Event Details
Leigh Bridges is an artist whose interdisciplinary practice builds on the legacies of romanticism and modernism to explore the possibilities surrounding DIY designed technologies in relation to idealism and use. Bridges lives and works in Winnipeg and holds a Master’s degree in Fine Arts from the University of Victoria. Bridges has exhibited widely in Canada and Europe, most recently at AGAlab Atelier Grafisch Amsterdam, Plan Z (Miguel Hernández University, Altea Spain), Arebyte 17 with Become Become (London UK), Paul Petro Contemporary (Toronto), and Gallery Simon Blais (Montreal). Her work is part of several private and corporate collections, including Bank of Montreal, Toronto Dominion Bank, and Global Affairs Canada. Bridges holds a position of Assistant Professor of Art and Design at the University of Manitoba. She is represented by Paul Petro Contemporary in Toronto.
The artist gratefully acknowledges the support of the Canada Council for the Arts and financial assistance provided by the Manitoba Arts Council.
For more information about Leigh Bridges, please visit www.leighbridges.com.
Artist Statement:
The starting point for Solar Noon is a series I completed while in residence at AGAlab (Amsterdam’s Grafisch Atelier) in April 2019. While there, I created eight large silkscreened, laser-cut prints which I imagined would represent landscape “reflected” on solar panels and also connect with ideas of atmosphere and light developed in my painting practice.
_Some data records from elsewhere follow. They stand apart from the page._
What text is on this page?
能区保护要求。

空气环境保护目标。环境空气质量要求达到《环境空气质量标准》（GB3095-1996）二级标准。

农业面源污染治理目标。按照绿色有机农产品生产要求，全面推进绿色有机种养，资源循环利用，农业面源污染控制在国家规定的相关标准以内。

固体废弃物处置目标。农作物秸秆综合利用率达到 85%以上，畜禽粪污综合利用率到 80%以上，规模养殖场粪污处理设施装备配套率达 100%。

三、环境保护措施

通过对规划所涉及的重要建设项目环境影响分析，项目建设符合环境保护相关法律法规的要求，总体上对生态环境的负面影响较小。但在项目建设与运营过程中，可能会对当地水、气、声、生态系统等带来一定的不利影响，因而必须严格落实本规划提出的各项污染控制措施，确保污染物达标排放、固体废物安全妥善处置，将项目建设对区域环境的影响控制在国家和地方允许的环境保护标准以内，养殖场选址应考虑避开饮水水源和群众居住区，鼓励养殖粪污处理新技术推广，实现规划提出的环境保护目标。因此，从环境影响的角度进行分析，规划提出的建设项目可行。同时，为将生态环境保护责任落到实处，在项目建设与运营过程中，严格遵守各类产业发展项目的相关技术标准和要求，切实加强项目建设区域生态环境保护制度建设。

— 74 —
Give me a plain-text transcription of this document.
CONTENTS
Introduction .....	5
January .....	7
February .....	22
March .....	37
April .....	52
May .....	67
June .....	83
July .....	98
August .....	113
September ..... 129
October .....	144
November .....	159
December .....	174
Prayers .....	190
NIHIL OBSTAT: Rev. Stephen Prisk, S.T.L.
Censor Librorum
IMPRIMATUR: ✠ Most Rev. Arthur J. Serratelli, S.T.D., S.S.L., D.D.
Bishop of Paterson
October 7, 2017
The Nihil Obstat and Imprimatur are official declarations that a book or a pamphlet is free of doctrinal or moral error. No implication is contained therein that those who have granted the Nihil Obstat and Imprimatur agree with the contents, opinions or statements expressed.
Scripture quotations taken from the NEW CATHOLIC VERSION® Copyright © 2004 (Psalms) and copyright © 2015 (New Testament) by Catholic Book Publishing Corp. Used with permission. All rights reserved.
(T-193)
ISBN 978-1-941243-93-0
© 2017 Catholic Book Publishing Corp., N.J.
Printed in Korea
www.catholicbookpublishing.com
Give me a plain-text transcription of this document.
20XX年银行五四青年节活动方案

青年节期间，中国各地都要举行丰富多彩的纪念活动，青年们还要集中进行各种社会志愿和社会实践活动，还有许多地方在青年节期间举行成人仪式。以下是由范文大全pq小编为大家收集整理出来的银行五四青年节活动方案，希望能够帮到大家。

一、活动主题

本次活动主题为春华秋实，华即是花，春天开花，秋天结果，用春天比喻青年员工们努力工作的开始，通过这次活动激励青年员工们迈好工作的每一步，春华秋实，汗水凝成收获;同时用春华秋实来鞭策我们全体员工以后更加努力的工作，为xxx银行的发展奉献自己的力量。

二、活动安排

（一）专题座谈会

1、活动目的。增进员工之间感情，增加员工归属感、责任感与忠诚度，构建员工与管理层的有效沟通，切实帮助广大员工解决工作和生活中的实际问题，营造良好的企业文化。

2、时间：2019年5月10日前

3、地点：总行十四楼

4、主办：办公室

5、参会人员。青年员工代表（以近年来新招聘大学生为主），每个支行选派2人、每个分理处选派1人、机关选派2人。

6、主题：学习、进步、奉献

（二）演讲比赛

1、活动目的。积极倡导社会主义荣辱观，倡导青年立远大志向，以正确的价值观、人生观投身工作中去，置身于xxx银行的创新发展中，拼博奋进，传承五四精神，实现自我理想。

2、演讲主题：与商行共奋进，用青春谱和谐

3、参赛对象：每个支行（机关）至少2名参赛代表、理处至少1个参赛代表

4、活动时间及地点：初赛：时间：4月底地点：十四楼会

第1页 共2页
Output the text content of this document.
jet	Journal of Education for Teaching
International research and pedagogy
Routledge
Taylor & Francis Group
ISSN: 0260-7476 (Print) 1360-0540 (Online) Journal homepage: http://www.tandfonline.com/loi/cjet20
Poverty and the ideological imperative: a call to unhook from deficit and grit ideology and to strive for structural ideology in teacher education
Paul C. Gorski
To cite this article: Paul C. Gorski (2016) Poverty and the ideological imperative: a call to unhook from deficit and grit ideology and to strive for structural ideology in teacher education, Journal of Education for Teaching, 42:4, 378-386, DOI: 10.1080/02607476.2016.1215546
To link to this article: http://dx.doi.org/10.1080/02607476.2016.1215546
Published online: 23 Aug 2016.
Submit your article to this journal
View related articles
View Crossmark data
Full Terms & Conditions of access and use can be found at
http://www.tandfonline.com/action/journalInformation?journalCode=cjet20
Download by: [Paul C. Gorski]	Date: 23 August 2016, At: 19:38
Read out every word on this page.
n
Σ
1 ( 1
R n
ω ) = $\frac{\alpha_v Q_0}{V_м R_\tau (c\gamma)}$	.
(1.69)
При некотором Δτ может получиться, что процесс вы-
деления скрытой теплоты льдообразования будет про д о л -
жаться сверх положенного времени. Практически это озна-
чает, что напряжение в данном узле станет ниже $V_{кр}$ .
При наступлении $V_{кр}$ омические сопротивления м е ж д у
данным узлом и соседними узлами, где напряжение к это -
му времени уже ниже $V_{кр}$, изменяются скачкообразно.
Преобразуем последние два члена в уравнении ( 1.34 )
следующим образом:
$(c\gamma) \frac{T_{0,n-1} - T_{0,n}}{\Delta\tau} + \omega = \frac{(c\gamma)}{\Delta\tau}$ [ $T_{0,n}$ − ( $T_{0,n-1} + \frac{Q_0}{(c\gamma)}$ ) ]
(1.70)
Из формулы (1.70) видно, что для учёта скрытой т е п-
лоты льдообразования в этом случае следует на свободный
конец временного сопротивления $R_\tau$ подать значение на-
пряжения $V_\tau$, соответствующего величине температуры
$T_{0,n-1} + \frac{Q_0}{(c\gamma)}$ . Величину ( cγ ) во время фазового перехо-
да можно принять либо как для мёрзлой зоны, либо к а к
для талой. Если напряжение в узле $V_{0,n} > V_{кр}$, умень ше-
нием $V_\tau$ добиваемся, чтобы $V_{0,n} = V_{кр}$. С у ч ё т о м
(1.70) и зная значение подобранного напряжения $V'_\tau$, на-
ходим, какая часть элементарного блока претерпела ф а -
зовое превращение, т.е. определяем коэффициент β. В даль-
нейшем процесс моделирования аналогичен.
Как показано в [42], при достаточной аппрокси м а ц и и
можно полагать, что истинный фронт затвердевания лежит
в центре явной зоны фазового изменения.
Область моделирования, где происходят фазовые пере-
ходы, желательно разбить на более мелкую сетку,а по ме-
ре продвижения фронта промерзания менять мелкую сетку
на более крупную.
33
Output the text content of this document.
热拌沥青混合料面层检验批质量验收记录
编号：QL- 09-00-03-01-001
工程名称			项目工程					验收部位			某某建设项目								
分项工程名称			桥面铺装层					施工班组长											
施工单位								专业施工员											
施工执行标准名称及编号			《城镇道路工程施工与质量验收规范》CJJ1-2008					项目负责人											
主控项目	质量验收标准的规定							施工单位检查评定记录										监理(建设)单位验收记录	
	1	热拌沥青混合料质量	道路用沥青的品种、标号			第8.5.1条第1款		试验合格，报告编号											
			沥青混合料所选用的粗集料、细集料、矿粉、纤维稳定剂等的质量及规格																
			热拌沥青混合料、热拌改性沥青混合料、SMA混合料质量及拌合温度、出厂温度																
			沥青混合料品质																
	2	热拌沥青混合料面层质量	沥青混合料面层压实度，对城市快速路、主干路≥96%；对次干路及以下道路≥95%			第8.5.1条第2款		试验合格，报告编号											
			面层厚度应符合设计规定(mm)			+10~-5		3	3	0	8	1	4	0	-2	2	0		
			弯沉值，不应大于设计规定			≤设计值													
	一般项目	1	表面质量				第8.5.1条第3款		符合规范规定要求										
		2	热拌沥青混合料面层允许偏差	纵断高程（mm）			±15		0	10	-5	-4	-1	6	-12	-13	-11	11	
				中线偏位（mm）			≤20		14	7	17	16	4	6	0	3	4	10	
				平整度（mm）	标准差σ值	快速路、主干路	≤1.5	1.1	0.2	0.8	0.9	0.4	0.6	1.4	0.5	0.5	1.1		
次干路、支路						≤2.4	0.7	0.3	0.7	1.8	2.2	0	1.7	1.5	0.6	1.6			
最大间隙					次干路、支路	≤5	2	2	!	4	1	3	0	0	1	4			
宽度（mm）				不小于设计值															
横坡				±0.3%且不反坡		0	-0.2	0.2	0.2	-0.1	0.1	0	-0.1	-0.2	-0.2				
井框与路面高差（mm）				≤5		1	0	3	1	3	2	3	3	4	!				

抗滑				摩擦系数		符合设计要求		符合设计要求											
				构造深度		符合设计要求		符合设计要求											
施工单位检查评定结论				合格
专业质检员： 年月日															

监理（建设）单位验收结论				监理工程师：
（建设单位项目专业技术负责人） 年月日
I intuitively combined my own bitmapped landscape photographs and colour blends with linear schematics, some of which were popped out and folded into sculptures. I was interested in the optical pleasure of physically layering the ink, producing unexpected results in composition and colour while enjoying material idiosyncrasies. The act of printing, transporting large screens and moving physically around the work, as well as the optical resonance built up was also critically important to the sense of specificity implicit in these monoprints.
I developed the Energy Collector die-cut posters using a more meticulous, almost wholly digital process while referencing instructional manuals and commercially conceived off-the-grid technologies. I’ve framed these “prototypes” as a small edition and have presented the offset printed piece as a stack in the gallery, with some available for viewers to take. With this work, I’m interested in “design dissemination,” exploring the more widespread distribution possible with commercially printed multiples.
Finally, the Solar Array animation picks up on the unfolding and installation of the imagined technology, once again employing “instructional poetics” to show the array’s solar alignment and the sun’s stoic movement across the sky. Here I was interested in the atmospheric details, the small sounds, and the shifting lighting conditions. This work engages with romantic imagery while pondering the ameliorative potential of design and technology, framing the landscape while suggesting an intimate and evolving connection with the environment.